The East Hampton Town Police chief has his reservations on the matter. “If they have not committed a previous crime, and we are not arresting them for a crime, we have absolutely no interest in their immigration status,” Chief Sarlo said.

Currently, the only way East Hampton Town Police can identify whether an immigrant is undocumented is when they process the individual for a crime and fingerprint them. Their fingerprint response, Chief Sarlo said, shows whether there is a U.S. Department of Homeland Security and U.S. Immigration and Custom Enforcement detainer hold. The chief said his understanding is that these are issued only when that person has been charged with a serious crime.

If a detainer hold exists, Chief Sarlo said, he and his department members contact ICE to verify the identity of the person and whether the hold is still valid. If it is then it is a matter of whether ICE can send agents out to pick up the individual. “It is very rare—and we are only talking about fingerprintable offenses, wherein the arrestee is already charged or convicted of a serious crime and is here illegally,” he said.

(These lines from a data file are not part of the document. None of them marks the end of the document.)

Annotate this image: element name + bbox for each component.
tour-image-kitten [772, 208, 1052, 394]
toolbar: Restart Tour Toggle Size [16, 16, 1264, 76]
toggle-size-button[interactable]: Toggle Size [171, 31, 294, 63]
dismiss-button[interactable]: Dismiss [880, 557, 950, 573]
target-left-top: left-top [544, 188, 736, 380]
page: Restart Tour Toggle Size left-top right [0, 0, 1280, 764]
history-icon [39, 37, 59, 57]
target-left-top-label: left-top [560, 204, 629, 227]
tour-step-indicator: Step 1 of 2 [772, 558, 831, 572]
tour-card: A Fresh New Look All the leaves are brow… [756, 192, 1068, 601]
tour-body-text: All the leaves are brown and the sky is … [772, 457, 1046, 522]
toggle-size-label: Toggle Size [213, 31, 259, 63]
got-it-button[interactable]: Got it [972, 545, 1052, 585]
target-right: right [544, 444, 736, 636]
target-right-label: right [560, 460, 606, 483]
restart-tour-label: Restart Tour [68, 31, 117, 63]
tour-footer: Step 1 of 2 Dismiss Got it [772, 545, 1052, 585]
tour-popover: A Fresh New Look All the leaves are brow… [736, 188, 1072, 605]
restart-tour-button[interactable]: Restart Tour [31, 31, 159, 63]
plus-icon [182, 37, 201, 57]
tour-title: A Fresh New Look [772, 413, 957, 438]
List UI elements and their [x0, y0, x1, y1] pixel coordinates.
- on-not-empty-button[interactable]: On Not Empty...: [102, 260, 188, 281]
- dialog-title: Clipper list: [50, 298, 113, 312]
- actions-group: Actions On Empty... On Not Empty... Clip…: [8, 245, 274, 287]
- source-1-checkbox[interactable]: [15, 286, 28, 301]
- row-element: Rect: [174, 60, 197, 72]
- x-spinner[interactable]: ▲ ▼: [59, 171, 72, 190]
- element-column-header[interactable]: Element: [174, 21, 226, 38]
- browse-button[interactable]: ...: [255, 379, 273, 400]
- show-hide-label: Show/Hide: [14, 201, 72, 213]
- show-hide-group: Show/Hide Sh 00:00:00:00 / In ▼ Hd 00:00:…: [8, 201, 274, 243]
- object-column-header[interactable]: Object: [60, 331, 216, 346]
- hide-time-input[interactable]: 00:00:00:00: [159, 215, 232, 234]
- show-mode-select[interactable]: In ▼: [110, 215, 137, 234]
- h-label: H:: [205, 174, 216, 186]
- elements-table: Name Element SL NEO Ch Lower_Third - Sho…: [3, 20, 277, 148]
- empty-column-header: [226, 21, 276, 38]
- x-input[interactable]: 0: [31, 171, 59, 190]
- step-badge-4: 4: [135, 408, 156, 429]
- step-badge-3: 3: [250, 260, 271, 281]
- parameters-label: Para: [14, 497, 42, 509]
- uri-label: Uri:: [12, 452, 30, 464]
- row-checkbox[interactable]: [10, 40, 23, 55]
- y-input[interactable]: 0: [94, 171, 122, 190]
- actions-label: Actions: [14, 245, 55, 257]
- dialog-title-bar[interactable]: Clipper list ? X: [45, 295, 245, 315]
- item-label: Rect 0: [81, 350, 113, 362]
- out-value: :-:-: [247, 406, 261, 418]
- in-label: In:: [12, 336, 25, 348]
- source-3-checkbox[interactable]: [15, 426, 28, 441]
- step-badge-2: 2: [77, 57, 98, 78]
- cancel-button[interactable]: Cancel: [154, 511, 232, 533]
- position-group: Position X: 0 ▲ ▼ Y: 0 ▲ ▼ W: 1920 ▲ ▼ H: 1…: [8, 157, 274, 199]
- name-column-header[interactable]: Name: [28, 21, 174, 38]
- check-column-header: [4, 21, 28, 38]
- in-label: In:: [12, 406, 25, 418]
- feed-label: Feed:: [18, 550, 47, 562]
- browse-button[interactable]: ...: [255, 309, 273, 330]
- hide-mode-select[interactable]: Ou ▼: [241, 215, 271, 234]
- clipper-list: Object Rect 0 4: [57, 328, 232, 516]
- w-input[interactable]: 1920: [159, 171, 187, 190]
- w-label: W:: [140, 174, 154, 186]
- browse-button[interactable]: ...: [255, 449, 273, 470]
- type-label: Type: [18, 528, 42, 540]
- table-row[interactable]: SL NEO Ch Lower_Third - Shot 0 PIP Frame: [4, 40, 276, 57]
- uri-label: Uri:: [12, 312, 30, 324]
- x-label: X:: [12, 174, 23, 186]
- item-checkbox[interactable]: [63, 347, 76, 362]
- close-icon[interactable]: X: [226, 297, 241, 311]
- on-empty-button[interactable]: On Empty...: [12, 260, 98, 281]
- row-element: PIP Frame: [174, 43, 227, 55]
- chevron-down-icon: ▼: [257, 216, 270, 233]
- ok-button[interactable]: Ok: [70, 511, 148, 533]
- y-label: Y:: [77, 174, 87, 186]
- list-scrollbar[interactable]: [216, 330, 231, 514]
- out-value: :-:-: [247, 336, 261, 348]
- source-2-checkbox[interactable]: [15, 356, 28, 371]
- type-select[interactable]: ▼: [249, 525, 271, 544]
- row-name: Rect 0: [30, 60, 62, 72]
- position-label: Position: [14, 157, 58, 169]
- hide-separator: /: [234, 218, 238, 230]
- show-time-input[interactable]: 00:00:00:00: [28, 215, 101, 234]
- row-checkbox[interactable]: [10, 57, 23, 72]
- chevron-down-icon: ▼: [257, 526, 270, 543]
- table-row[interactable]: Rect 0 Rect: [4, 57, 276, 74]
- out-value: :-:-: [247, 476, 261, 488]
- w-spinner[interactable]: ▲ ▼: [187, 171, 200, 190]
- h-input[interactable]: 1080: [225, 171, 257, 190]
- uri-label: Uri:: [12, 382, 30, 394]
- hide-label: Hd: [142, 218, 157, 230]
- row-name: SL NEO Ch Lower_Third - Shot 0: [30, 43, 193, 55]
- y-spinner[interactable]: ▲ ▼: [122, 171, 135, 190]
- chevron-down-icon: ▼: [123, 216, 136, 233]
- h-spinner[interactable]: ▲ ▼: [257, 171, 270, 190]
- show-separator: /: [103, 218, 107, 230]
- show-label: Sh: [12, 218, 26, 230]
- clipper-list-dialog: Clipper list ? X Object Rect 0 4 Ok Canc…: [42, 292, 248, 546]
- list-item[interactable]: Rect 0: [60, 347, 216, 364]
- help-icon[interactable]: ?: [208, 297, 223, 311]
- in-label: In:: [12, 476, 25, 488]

Those in the system who are accused of committing a crime and are found by the Department of Homeland Security to be undocumented can be held for up to 48 hours, and if that time passes without the detainee being picked up, he or she is then released. Criticizing that as “catch-and-release,” Mr. Trump’s executive order is intended to stop that practice.

Sister Mary Harvey of Water Mill, a member of Neighbors in Support of Immigrants, said she is concerned that police are now obligated to detain undocumented residents, even for minor offenses. She said her organization is trying to set up a meeting with the Suffolk County sheriff and Southampton Town Police officials to find out how these new roles are going to be handled.

She also said the organization has been out in the communities distributing fliers helping to explain to immigrants their legal rights.

“We all know people who are concerned, and their major concern is being deported,” Sister Harvey said. “Before, ICE was the only one who could do that. Now, we aren’t positive of what can happen if police have that power.”

Mr. Epley said there are many immigrants on the East End, not just from south of the U.S. border but also from Europe, who provide necessary services. He called for a way to improve the processing of people coming into the U.S. legally, so that they can be placed on tax rolls, get insurance through the companies they work for, and get drivers’ licenses and car insurance.

“It is important to remember: Victims of a crime are actually given preferential treatment through the …visa program in their efforts to gain citizenship,” Chief Sarlo said. “We are here to protect all those who reside here in East Hampton, and it is important we maintain the trust and cooperation of everyone.” He added that traffic violations do not trigger any sort of interaction with regard to immigration.

Southampton Town Supervisor Jay Schneiderman declined to comment on the executive order, saying he has not seen or confirmed what it actually says.